DoD IP Space
jcurran at arin.net
Sun Apr 25 22:34:38 UTC 2021
On 25 Apr 2021, at 4:59 PM, Sabri Berisha <sabri at cluecentral.net<mailto:sabri at cluecentral.net>> wrote:
----- On Apr 25, 2021, at 2:24 AM, Bill Woodcock woody at pch.net<mailto:woody at pch.net> wrote:
I think I’d characterize it, rather, as a possible privatization of public
This comment sparked my curiosity. Does ARIN consider IP space to be property?
One could argue both ways:
1. Whomever "owns" a netblock simply owns the right to use and advertise it as long
as it's being used for the purposes under which it was assigned by a number registry.
This would be similar to "apartment rights" in a condominium complex.
2. IP space comes with property rights such as selling and leasing as one wishes.

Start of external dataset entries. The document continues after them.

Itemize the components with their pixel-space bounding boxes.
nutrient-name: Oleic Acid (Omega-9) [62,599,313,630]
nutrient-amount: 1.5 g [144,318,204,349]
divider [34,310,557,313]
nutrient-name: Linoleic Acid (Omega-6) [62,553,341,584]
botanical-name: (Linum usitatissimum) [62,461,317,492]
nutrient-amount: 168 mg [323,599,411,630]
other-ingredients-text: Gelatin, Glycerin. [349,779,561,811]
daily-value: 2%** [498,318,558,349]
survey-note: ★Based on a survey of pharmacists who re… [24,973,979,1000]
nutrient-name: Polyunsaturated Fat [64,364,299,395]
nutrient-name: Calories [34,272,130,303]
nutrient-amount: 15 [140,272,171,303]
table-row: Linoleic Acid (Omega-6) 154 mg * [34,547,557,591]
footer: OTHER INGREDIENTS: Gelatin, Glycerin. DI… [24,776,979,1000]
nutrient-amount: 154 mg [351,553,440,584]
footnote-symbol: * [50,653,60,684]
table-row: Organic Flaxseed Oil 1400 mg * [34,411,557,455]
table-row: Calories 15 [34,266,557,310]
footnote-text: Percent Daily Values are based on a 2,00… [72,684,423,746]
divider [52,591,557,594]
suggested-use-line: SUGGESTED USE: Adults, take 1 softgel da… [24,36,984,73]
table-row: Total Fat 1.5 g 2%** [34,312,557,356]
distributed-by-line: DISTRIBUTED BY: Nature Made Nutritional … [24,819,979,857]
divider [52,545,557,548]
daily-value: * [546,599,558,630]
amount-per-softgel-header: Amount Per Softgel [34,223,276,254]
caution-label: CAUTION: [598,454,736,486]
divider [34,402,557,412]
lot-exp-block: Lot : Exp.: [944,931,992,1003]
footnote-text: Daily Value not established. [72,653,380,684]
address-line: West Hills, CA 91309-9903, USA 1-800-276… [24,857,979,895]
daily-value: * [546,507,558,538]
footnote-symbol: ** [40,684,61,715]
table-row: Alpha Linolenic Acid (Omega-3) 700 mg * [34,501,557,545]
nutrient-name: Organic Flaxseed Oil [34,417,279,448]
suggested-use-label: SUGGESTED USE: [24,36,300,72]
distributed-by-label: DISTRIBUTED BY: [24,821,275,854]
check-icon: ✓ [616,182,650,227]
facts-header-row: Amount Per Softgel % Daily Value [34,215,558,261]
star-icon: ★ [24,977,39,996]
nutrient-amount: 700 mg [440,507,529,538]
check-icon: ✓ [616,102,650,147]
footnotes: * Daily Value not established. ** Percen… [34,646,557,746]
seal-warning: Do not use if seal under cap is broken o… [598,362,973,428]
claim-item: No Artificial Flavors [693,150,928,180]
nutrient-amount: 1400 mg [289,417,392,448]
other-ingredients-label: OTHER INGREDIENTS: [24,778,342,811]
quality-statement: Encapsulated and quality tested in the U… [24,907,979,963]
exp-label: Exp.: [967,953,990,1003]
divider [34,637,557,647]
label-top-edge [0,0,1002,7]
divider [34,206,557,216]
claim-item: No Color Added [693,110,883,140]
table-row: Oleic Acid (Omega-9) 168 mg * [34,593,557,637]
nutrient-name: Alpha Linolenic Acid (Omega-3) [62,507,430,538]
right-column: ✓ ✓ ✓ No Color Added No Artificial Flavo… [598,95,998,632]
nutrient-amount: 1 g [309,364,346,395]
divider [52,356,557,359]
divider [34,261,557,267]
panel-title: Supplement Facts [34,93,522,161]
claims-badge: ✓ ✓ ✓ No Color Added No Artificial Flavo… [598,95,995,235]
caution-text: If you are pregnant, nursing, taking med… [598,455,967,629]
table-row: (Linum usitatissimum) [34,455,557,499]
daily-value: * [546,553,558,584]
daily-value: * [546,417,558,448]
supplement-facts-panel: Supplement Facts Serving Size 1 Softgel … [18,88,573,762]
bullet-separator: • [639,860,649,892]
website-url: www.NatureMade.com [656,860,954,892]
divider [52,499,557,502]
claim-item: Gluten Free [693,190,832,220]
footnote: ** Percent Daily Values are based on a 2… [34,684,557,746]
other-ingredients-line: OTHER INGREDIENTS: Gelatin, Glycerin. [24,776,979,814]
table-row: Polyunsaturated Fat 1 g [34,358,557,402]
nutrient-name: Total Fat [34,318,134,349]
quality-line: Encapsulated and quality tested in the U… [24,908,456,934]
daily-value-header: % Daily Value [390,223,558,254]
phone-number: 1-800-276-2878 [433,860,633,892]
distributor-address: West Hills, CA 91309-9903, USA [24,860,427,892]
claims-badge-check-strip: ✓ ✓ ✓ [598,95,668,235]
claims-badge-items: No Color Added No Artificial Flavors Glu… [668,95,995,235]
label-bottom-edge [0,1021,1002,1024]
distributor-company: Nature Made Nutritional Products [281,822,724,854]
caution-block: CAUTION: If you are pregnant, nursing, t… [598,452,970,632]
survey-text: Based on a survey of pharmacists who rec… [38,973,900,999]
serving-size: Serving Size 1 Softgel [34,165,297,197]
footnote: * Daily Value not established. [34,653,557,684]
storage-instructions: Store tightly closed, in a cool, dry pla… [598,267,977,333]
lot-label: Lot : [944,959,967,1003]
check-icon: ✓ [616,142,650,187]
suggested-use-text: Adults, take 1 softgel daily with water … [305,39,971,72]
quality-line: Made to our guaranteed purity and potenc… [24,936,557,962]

But,
that would also imply that IP space can be stolen.
I'd be curious to hear what ARIN's position is on this.
ARIN’s position can be clearly found in section 2 of the Registration Services Agreement <https://www.arin.net/about/corporate/agreements/rsa.pdf> -
– When parties are issued IP address blocks, they are given a limited bundle of contractual rights to an entry in the registry database.
– These rights include the exclusive right to be associated with a specific entry, the exclusive right to administer that entry in the ARIN registry database, and exclusive right of transfer this bundle of rights in accordance with adopted policy.
Two things: a) None of this pertains to a right to announce or route an IP address block – ISPs each control their own routing and often care about who holds rights to a block in the registry, but that does not equate to issuing a “right to route.” b) You’ll probably want to discuss with legal counsel for more specifics of the nuances between contractual rights versus property rights, particularly when if comes to intangible rights, enforceability against specific parties versus the world, etc.